Это были Александра Ивановна и Виктор.

Далеко позади остались партизанские владения. Тут, в степи, захватчики чувствовали себя смелее.

Александра Ивановна была совершенно спокойна. Как и предвидел Иван Павлович, женщине с ребенком особых препятствий не чинили.

Теперь они шли в старостат. Улица была безлюдной, словно все это огромное село вымерло. Но вот вдали показались двое. Они шли, обнявшись, и хрипло горланили какую-то песню. Подойдя ближе, Александра Ивановна увидела, что это полицаи.

– Добрый вечер, господа хорошие, – поклонилась она, поравнявшись с ними.

– Здравствуй, молодуха!

– Скажите, пожалуйста, как мне пройти в старостат?

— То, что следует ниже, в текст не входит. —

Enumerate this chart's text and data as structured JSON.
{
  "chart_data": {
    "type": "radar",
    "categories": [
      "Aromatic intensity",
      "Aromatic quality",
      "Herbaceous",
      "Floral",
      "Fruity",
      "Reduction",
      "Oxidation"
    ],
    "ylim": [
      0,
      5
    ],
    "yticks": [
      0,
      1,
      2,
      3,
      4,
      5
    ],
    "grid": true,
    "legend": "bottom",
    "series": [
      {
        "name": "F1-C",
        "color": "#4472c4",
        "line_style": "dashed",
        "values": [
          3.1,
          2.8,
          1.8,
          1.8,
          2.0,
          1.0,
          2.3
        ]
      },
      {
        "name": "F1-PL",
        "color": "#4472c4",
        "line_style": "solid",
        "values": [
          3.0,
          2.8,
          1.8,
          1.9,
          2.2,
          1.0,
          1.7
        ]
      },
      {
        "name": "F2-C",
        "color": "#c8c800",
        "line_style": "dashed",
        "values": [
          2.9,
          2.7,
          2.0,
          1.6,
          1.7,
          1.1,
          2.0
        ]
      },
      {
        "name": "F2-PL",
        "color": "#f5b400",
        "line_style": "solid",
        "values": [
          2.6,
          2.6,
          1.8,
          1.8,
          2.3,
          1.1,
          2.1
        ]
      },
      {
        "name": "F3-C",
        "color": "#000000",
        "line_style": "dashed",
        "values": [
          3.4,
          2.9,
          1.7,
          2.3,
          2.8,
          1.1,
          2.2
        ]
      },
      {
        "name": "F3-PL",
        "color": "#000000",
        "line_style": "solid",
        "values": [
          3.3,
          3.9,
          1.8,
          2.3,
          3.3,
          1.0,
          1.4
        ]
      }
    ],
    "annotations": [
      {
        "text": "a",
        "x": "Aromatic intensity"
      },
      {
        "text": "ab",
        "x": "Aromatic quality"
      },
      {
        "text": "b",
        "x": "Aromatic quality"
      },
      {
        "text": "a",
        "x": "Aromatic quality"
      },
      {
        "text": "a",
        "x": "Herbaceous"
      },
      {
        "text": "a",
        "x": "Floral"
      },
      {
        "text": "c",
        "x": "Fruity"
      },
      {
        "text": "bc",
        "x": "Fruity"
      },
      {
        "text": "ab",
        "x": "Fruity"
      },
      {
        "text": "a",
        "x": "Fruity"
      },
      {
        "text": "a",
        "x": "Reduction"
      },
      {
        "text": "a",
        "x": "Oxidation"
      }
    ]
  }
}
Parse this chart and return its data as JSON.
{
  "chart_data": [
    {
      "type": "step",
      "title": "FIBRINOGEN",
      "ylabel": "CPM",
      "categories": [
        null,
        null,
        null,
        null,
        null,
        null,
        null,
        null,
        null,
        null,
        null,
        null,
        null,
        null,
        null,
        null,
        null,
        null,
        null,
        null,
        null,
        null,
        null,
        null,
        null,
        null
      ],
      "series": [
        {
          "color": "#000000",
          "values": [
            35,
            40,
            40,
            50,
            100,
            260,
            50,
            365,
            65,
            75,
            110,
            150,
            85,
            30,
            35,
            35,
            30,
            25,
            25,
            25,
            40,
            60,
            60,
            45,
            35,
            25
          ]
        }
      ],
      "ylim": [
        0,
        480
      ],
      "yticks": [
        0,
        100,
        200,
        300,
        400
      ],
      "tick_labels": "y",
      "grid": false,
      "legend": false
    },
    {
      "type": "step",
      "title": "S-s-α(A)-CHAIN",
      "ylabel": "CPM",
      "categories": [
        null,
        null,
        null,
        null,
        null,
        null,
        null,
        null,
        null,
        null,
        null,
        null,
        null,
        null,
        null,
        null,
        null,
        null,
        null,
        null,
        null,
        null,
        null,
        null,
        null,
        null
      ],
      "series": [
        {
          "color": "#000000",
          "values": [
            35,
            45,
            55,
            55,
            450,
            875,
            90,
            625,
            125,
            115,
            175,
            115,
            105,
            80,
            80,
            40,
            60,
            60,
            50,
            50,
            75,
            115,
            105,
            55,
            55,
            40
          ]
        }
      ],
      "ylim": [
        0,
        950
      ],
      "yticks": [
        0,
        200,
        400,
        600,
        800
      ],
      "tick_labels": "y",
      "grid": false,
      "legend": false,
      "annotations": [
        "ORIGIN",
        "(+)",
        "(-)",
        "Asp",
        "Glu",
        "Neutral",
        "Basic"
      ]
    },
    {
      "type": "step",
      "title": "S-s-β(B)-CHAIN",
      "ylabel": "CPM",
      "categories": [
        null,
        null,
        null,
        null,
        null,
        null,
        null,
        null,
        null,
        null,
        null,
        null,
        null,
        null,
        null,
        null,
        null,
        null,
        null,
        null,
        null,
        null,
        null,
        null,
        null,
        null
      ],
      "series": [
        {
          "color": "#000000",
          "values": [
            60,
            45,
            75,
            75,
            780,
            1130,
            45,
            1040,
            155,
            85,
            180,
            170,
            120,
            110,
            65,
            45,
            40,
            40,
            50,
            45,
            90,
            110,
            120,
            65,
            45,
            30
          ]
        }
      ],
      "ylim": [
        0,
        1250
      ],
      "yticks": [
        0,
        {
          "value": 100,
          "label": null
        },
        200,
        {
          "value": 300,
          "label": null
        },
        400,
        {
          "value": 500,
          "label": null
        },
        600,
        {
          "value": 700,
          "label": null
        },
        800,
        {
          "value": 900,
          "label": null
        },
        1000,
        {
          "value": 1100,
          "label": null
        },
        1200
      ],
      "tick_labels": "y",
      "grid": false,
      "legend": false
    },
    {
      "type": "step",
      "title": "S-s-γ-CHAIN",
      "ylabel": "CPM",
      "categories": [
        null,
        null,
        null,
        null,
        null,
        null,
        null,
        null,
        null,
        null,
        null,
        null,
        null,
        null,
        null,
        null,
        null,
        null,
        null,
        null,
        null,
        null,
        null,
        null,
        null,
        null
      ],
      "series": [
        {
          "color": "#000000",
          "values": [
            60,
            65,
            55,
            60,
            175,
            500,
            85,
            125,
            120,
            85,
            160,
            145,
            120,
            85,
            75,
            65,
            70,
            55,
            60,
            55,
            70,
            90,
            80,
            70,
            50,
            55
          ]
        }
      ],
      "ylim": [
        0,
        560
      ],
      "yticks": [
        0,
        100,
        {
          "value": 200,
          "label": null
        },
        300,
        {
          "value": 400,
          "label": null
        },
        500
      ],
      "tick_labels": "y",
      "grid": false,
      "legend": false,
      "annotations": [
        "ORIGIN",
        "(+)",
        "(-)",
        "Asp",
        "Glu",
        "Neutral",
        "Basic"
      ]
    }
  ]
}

– А ты, что же, не здешняя?

– Нет, дальние мы. В Полтаву идем.

– Ну, так проваливай!

Полицаи снова заревели дикими голосами песню. Александра Ивановна двинулась дальше, но ее окликнули. Обернувшись, она увидела, что полицай машет ей рукой. Она смело подошла к нему.

– Ты откудова?

Александра Ивановна назвала село и район. Полицаи переглянулись между собой. Тот, что был потрезвее, сказал:

– Партизанщину разносишь? Все вы партизаны!..

К удивлению полицаев, женщина ответила утвердительно:

– Все, господа добрые. Все они там партизаны.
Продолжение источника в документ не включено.